Australian filmmaker

Robin Hughes (born Eleanor Robin Hughes) is an Australian filmmaker, producer and writer. She was Pro-Chancellor of the Australian National University from 2014 until 2017.

== Early life ==
Hughes was born in Sydney, and attended Fort Street High School. She received a BA in Psychology from the University of Sydney.

== Career ==
Hughes started her career in London as a producer for BBC Radio before moving back to Sydney to join ABC Radio's newly-formed Science Unit. She was head of Film Australia from 1985–1989, where she restructured the entire company and established the first animation unit. She went on to produce a number of award-winning documentaries for television, including Australians with Mike Willesee. From 1991-1997 she served as Chair of the Council of the Australian Film, Television and Radio School. From 1992 until 2007 she was the writer and interviewer for Australian Biography, an archival project and television series produced by Screen Australia that aired on SBS television, and included interviews with some of Australia's most important thinkers, entertainers, artists and musicians, including Nugget Coombs, Smoky Dawson, Thomas Keneally, Malcolm Fraser and Donald Horne. Hughes wrote a book based on the series, entitled Australian Lives, published by Angus & Robertson. In 2012 she wrote, presented and co-produced a follow-up television series, Creative Minds, which included interviews with Geoffrey Rush, Kate Grenville and Bill Henson and also aired on SBS. Hughes has acted as Chair on the boards of several performing arts companies, including Performing Lines and Bangarra Dance Theatre.
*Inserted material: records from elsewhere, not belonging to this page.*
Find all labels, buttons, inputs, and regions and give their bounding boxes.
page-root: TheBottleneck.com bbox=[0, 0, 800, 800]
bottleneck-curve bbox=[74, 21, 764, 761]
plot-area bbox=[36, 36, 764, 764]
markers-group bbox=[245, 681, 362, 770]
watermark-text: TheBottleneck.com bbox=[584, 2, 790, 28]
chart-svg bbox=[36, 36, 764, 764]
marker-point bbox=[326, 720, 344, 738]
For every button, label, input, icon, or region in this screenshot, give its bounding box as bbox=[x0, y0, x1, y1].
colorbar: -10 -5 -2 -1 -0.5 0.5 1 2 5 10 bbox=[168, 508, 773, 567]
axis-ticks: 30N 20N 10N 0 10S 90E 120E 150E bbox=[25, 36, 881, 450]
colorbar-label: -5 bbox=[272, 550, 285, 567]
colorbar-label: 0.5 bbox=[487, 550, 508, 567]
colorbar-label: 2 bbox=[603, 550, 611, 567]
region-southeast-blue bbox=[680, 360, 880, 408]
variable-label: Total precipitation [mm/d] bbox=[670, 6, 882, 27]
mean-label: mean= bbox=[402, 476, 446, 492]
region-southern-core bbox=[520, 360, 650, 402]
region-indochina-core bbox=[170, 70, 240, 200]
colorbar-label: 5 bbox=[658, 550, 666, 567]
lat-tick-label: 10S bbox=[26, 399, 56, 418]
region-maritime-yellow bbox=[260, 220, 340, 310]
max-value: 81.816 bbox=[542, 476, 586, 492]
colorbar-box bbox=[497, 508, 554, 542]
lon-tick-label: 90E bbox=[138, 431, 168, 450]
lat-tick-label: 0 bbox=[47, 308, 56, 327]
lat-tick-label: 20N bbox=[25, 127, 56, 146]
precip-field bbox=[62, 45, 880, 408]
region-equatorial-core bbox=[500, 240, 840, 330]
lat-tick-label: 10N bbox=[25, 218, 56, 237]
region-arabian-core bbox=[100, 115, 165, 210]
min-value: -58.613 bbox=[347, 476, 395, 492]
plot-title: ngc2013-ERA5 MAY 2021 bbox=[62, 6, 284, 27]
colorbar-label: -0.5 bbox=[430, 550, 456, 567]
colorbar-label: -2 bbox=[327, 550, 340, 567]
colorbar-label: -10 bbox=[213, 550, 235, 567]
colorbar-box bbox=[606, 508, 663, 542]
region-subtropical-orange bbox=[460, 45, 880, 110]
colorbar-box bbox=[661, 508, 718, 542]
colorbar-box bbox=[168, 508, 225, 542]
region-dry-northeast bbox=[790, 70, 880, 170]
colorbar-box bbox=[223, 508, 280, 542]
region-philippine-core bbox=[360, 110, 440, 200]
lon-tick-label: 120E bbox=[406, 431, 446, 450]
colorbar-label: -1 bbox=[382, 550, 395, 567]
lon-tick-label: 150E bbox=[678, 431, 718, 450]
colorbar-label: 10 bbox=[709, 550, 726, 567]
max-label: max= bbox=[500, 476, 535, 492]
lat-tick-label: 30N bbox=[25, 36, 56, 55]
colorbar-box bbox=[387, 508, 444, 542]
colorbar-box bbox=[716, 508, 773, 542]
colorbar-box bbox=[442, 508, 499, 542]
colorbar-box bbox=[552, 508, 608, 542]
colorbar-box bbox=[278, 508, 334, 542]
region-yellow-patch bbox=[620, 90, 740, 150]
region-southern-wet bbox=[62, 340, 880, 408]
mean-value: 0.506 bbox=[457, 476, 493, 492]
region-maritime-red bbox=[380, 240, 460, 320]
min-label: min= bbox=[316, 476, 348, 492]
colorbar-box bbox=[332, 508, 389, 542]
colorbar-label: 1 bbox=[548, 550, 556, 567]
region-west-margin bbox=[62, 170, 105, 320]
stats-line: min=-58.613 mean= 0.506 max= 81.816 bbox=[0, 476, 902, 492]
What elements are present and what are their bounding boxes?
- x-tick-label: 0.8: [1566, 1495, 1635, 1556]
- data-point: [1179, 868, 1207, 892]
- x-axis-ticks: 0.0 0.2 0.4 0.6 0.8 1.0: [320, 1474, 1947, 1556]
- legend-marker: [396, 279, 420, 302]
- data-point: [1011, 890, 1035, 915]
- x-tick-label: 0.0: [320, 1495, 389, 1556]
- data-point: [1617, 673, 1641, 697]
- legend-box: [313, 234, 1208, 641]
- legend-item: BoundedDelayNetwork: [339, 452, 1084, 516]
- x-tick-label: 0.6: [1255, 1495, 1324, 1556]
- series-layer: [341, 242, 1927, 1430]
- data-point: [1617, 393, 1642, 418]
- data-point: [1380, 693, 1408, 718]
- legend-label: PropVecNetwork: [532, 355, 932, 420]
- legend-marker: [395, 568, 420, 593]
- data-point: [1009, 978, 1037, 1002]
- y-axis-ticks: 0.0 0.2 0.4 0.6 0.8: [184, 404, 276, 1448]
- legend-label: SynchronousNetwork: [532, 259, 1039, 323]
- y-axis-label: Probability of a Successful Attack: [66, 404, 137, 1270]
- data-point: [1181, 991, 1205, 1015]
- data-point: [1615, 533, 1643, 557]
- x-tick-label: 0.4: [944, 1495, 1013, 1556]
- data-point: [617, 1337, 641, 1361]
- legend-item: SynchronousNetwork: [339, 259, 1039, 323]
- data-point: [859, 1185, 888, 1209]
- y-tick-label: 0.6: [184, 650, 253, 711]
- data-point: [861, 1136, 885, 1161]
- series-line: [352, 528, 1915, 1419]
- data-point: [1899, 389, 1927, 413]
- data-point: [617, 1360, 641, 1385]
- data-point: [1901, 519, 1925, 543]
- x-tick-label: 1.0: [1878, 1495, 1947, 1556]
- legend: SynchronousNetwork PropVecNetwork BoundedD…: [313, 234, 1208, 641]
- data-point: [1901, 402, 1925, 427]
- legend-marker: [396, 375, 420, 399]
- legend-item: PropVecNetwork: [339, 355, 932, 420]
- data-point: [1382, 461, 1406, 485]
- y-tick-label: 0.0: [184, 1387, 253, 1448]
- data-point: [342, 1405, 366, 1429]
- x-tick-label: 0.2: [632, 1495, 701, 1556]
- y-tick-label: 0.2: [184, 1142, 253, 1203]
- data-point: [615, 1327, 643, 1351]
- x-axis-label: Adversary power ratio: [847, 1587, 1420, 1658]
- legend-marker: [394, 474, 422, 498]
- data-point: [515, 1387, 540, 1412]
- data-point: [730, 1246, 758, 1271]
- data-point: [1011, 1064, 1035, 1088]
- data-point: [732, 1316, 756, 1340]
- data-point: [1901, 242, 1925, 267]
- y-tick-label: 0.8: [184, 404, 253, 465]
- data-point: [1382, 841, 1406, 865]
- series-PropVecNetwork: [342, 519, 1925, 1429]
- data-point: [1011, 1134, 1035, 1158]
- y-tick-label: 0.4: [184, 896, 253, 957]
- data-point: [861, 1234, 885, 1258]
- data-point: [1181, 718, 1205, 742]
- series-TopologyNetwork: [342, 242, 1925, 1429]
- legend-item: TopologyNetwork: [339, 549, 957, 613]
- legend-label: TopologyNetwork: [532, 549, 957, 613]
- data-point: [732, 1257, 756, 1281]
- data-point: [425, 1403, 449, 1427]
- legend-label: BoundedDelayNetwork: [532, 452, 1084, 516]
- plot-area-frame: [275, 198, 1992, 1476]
In 2019, Hughes earned a doctorate in Creative Writing from Macquarie University. She was made an Officer of the Order of Australia for services to film and broadcasting in 1993. She won the Stanley Hawes Award for contributions to Australian documentary-making at the 2004 Australian International Documentary Conference.

== Personal life ==
Hughes is married to cultural economist David Throsby and lives in Hunters Hill, Sydney.